Literaturverzeichnis

Elisabeth du Quesne-van Gogh veröffentlichte fünf Gedichtbände.

Gedichte
  • Gedichte (erster Teil), J. F. van de Ven, Baarn, 125p. (1908)
  • Gedichte. 2. Bündel. Emil Wegelin, Amersfoort, 1919.
  • Spätlinge66p. Drucken: Eemland, Baarn (1928)
  • zeitlos Herbst 1932. Wegelin, Bussum, 64p. (1932)
  • Wingerdblären Van Oirschot, Breda, 117p (1933)
Sonstiges
  • Vincent van Gogh.
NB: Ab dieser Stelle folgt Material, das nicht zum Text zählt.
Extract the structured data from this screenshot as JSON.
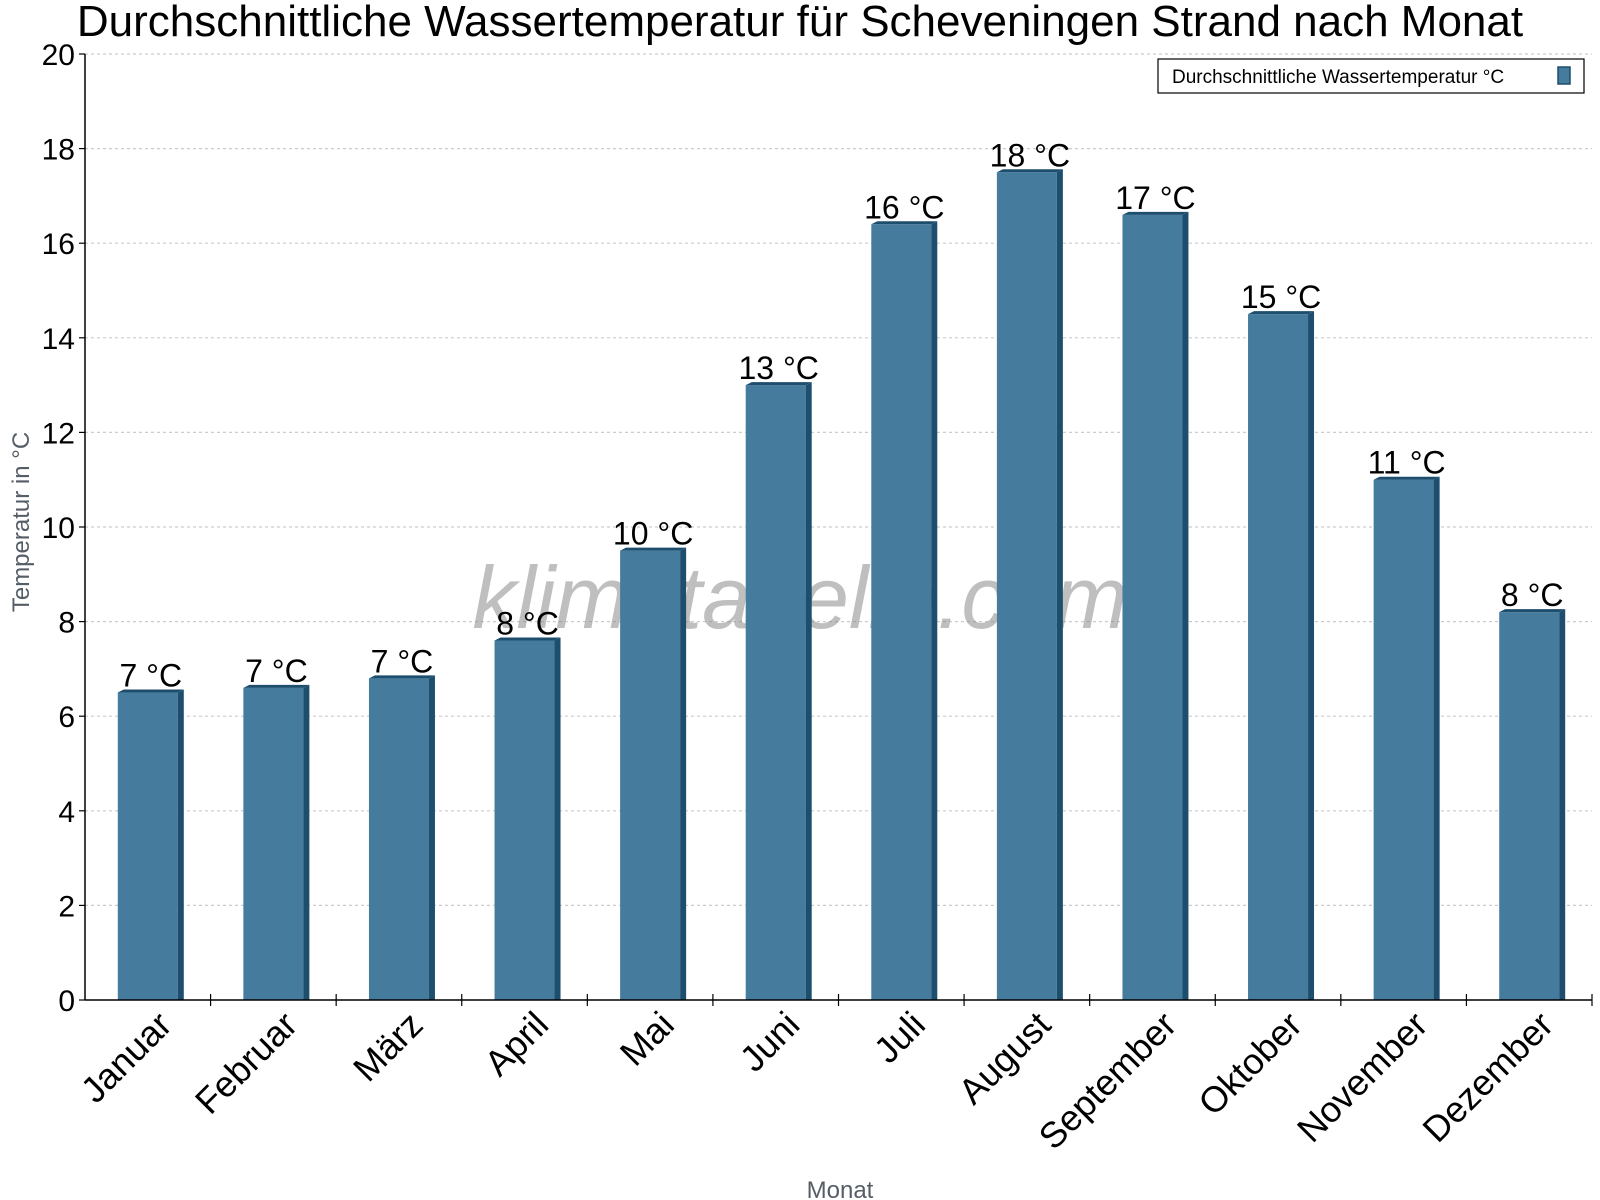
{
  "chart_data": {
    "type": "bar",
    "title": "Durchschnittliche Wassertemperatur für Scheveningen Strand nach Monat",
    "xlabel": "Monat",
    "ylabel": "Temperatur in °C",
    "categories": [
      "Januar",
      "Februar",
      "März",
      "April",
      "Mai",
      "Juni",
      "Juli",
      "August",
      "September",
      "Oktober",
      "November",
      "Dezember"
    ],
    "series": [
      {
        "name": "Durchschnittliche Wassertemperatur °C",
        "values": [
          6.5,
          6.6,
          6.8,
          7.6,
          9.5,
          13.0,
          16.4,
          17.5,
          16.6,
          14.5,
          11.0,
          8.2
        ],
        "labels": [
          "7 °C",
          "7 °C",
          "7 °C",
          "8 °C",
          "10 °C",
          "13 °C",
          "16 °C",
          "18 °C",
          "17 °C",
          "15 °C",
          "11 °C",
          "8 °C"
        ],
        "color": "#457b9d"
      }
    ],
    "ylim": [
      0,
      20
    ],
    "yticks": [
      0,
      2,
      4,
      6,
      8,
      10,
      12,
      14,
      16,
      18,
      20
    ],
    "grid": true,
    "legend": "top-right"
  },
  "watermark": "klimatabelle.com",
  "colors": {
    "bar_front": "#457b9d",
    "bar_side": "#1d4e6e",
    "grid": "#cccccc",
    "axis": "#000000"
  }
}
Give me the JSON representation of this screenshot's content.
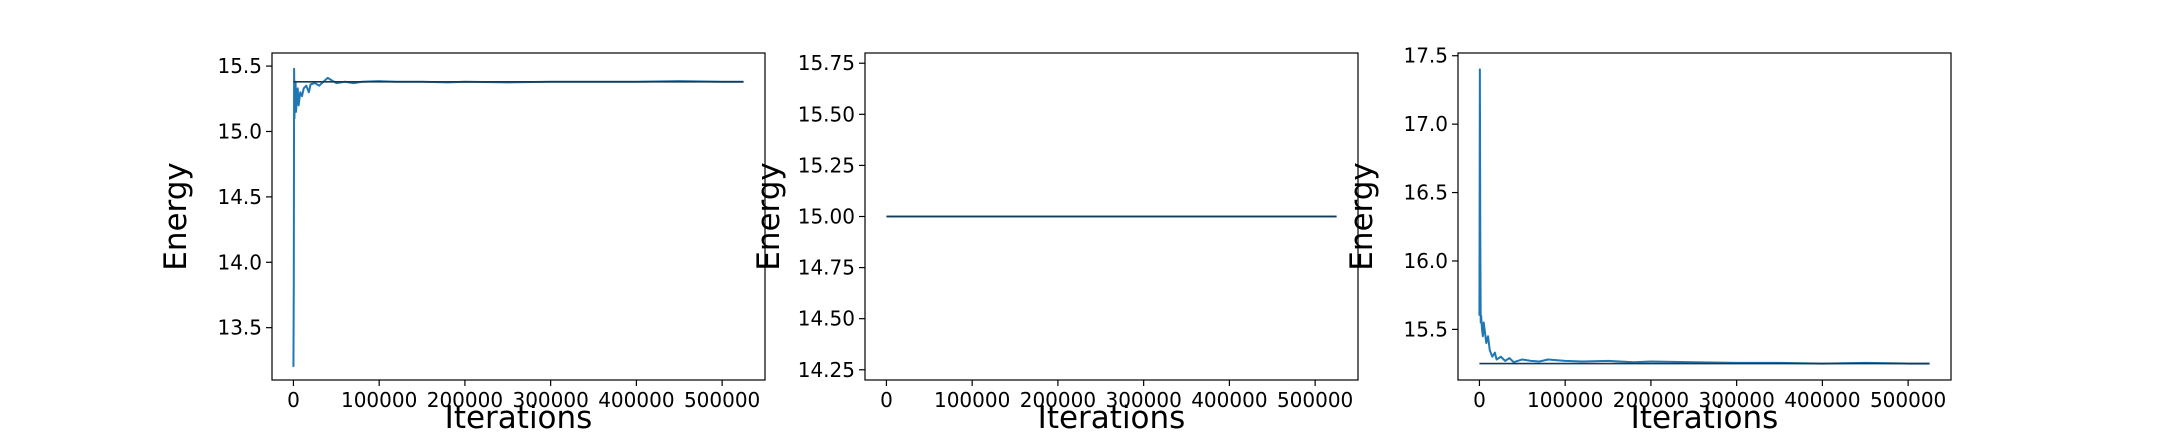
{
  "chart_data": [
    {
      "type": "line",
      "title": "",
      "xlabel": "Iterations",
      "ylabel": "Energy",
      "xlim": [
        -25000,
        550000
      ],
      "ylim": [
        13.1,
        15.6
      ],
      "xticks": [
        0,
        100000,
        200000,
        300000,
        400000,
        500000
      ],
      "xtick_labels": [
        "0",
        "100000",
        "200000",
        "300000",
        "400000",
        "500000"
      ],
      "yticks": [
        13.5,
        14.0,
        14.5,
        15.0,
        15.5
      ],
      "ytick_labels": [
        "13.5",
        "14.0",
        "14.5",
        "15.0",
        "15.5"
      ],
      "grid": false,
      "series": [
        {
          "color": "#1f77b4",
          "x": [
            0,
            400,
            800,
            1200,
            1600,
            2000,
            2500,
            3000,
            4000,
            5000,
            6000,
            8000,
            10000,
            12000,
            15000,
            18000,
            20000,
            25000,
            30000,
            35000,
            40000,
            45000,
            50000,
            60000,
            70000,
            80000,
            100000,
            120000,
            150000,
            180000,
            200000,
            250000,
            300000,
            350000,
            400000,
            450000,
            500000,
            525000
          ],
          "y": [
            13.2,
            13.85,
            15.48,
            15.1,
            15.35,
            15.3,
            15.38,
            15.15,
            15.25,
            15.33,
            15.2,
            15.3,
            15.27,
            15.33,
            15.35,
            15.3,
            15.36,
            15.37,
            15.35,
            15.38,
            15.41,
            15.39,
            15.37,
            15.38,
            15.37,
            15.38,
            15.385,
            15.38,
            15.38,
            15.375,
            15.38,
            15.375,
            15.38,
            15.38,
            15.38,
            15.385,
            15.38,
            15.38
          ]
        },
        {
          "color": "#1a3a52",
          "x": [
            0,
            525000
          ],
          "y": [
            15.38,
            15.38
          ]
        }
      ]
    },
    {
      "type": "line",
      "title": "",
      "xlabel": "Iterations",
      "ylabel": "Energy",
      "xlim": [
        -25000,
        550000
      ],
      "ylim": [
        14.2,
        15.8
      ],
      "xticks": [
        0,
        100000,
        200000,
        300000,
        400000,
        500000
      ],
      "xtick_labels": [
        "0",
        "100000",
        "200000",
        "300000",
        "400000",
        "500000"
      ],
      "yticks": [
        14.25,
        14.5,
        14.75,
        15.0,
        15.25,
        15.5,
        15.75
      ],
      "ytick_labels": [
        "14.25",
        "14.50",
        "14.75",
        "15.00",
        "15.25",
        "15.50",
        "15.75"
      ],
      "grid": false,
      "series": [
        {
          "color": "#1f77b4",
          "x": [
            0,
            525000
          ],
          "y": [
            15.0,
            15.0
          ]
        },
        {
          "color": "#1a3a52",
          "x": [
            0,
            525000
          ],
          "y": [
            15.0,
            15.0
          ]
        }
      ]
    },
    {
      "type": "line",
      "title": "",
      "xlabel": "Iterations",
      "ylabel": "Energy",
      "xlim": [
        -25000,
        550000
      ],
      "ylim": [
        15.13,
        17.52
      ],
      "xticks": [
        0,
        100000,
        200000,
        300000,
        400000,
        500000
      ],
      "xtick_labels": [
        "0",
        "100000",
        "200000",
        "300000",
        "400000",
        "500000"
      ],
      "yticks": [
        15.5,
        16.0,
        16.5,
        17.0,
        17.5
      ],
      "ytick_labels": [
        "15.5",
        "16.0",
        "16.5",
        "17.0",
        "17.5"
      ],
      "grid": false,
      "series": [
        {
          "color": "#1f77b4",
          "x": [
            0,
            500,
            1000,
            1500,
            2000,
            3000,
            4000,
            5000,
            6000,
            8000,
            10000,
            12000,
            15000,
            18000,
            20000,
            25000,
            30000,
            35000,
            40000,
            50000,
            60000,
            70000,
            80000,
            100000,
            120000,
            150000,
            180000,
            200000,
            250000,
            300000,
            350000,
            400000,
            450000,
            500000,
            525000
          ],
          "y": [
            15.6,
            17.4,
            16.2,
            15.55,
            15.6,
            15.5,
            15.45,
            15.55,
            15.5,
            15.4,
            15.45,
            15.35,
            15.3,
            15.33,
            15.28,
            15.3,
            15.27,
            15.29,
            15.26,
            15.28,
            15.27,
            15.265,
            15.28,
            15.27,
            15.265,
            15.27,
            15.26,
            15.265,
            15.26,
            15.255,
            15.255,
            15.25,
            15.255,
            15.25,
            15.25
          ]
        },
        {
          "color": "#1a3a52",
          "x": [
            0,
            525000
          ],
          "y": [
            15.25,
            15.25
          ]
        }
      ]
    }
  ]
}
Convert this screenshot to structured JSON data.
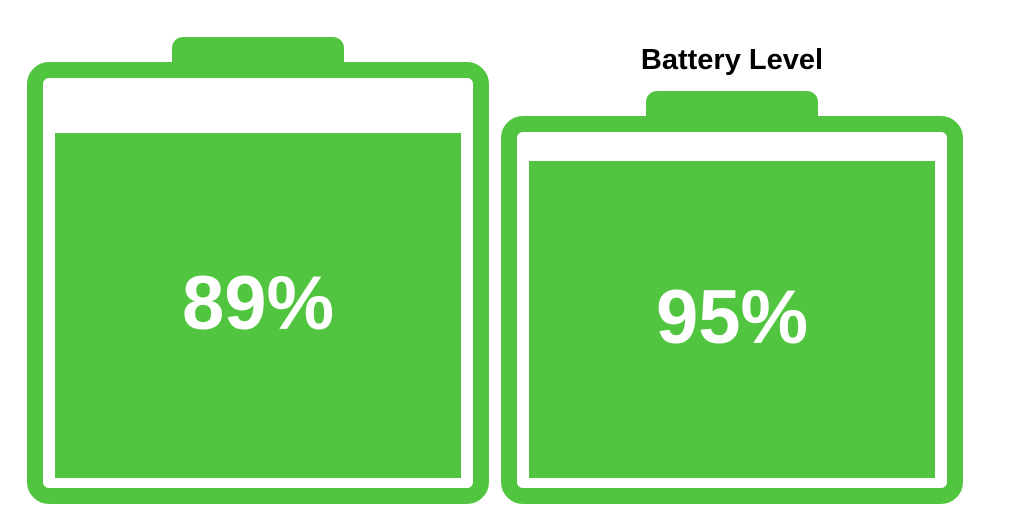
{
  "title": "Battery Level",
  "color": "#52c540",
  "batteries": [
    {
      "label": "89%",
      "level": 89
    },
    {
      "label": "95%",
      "level": 95
    }
  ]
}
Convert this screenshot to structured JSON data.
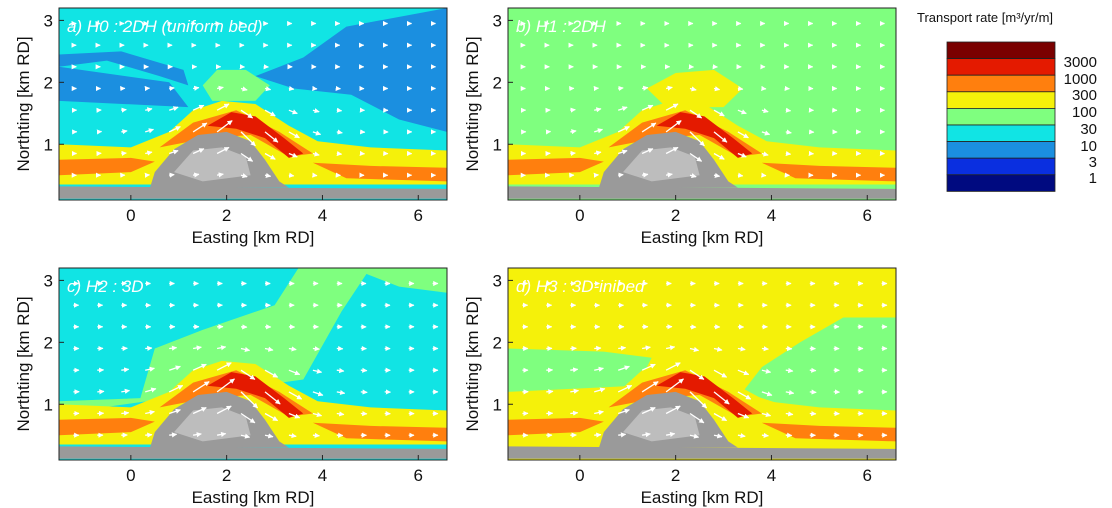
{
  "colorbar": {
    "title": "Transport rate [m³/yr/m]",
    "labels": [
      "3000",
      "1000",
      "300",
      "100",
      "30",
      "10",
      "3",
      "1"
    ],
    "colors": [
      "#7a0000",
      "#e41a00",
      "#ff7f0e",
      "#f5f10a",
      "#7fff7f",
      "#11e4e4",
      "#1b8fe0",
      "#0a2fe0",
      "#000a80"
    ]
  },
  "palette": {
    "shoal_gray": "#9a9a9a",
    "shoal_light": "#bdbdbd",
    "arrow": "#ffffff"
  },
  "chart_data": [
    {
      "type": "heatmap",
      "title": "a) H0 : 2DH (uniform bed)",
      "xlabel": "Easting [km RD]",
      "ylabel": "Northting [km RD]",
      "xlim": [
        -1.5,
        6.6
      ],
      "ylim": [
        0.1,
        3.2
      ],
      "xticks": [
        "0",
        "2",
        "4",
        "6"
      ],
      "yticks": [
        "1",
        "2",
        "3"
      ],
      "background_class": "10-30",
      "dominant_classes": [
        "10-30",
        "3-10",
        "1000-3000",
        "300-1000"
      ]
    },
    {
      "type": "heatmap",
      "title": "b) H1 : 2DH",
      "xlabel": "Easting [km RD]",
      "ylabel": "Northting [km RD]",
      "xlim": [
        -1.5,
        6.6
      ],
      "ylim": [
        0.1,
        3.2
      ],
      "xticks": [
        "0",
        "2",
        "4",
        "6"
      ],
      "yticks": [
        "1",
        "2",
        "3"
      ],
      "background_class": "30-100",
      "dominant_classes": [
        "30-100",
        "100-300",
        "1000-3000",
        "300-1000"
      ]
    },
    {
      "type": "heatmap",
      "title": "c) H2 : 3D",
      "xlabel": "Easting [km RD]",
      "ylabel": "Northting [km RD]",
      "xlim": [
        -1.5,
        6.6
      ],
      "ylim": [
        0.1,
        3.2
      ],
      "xticks": [
        "0",
        "2",
        "4",
        "6"
      ],
      "yticks": [
        "1",
        "2",
        "3"
      ],
      "background_class": "10-30",
      "dominant_classes": [
        "10-30",
        "30-100",
        "100-300",
        "1000-3000",
        "300-1000"
      ]
    },
    {
      "type": "heatmap",
      "title": "d) H3 : 3D-inibed",
      "xlabel": "Easting [km RD]",
      "ylabel": "Northting [km RD]",
      "xlim": [
        -1.5,
        6.6
      ],
      "ylim": [
        0.1,
        3.2
      ],
      "xticks": [
        "0",
        "2",
        "4",
        "6"
      ],
      "yticks": [
        "1",
        "2",
        "3"
      ],
      "background_class": "100-300",
      "dominant_classes": [
        "100-300",
        "30-100",
        "1000-3000",
        "300-1000"
      ]
    }
  ]
}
Persönliche Erinnerungen eines Künstlers, J. F. van der Ven, Baarn (1910)
  • Persönliche Erinnerung an Vincent van Gogh, Elisabeth du Quesne - Van Gogh, Dover Publications, New York, ISBN 9780486809069 (2017)

Biografie

  • Benno Stockfisch - Ermittlungen zu Vincent van Gogh in Brabant. S. L. van Looy, Amsterdam, 1926. (III), 39p.
  • Benno Stockfisch - Leiden ohne zu klagen. Das tragische Schicksal von Hubertina van Gogh. Bosch und Keuning, Baarn, 1969. 56p.
  • Nico van Wageningen- Die Van-Gogh-Familie. Eine Familiengeschichte in Briefen. Scripotio, (Deventer), 209. 333p.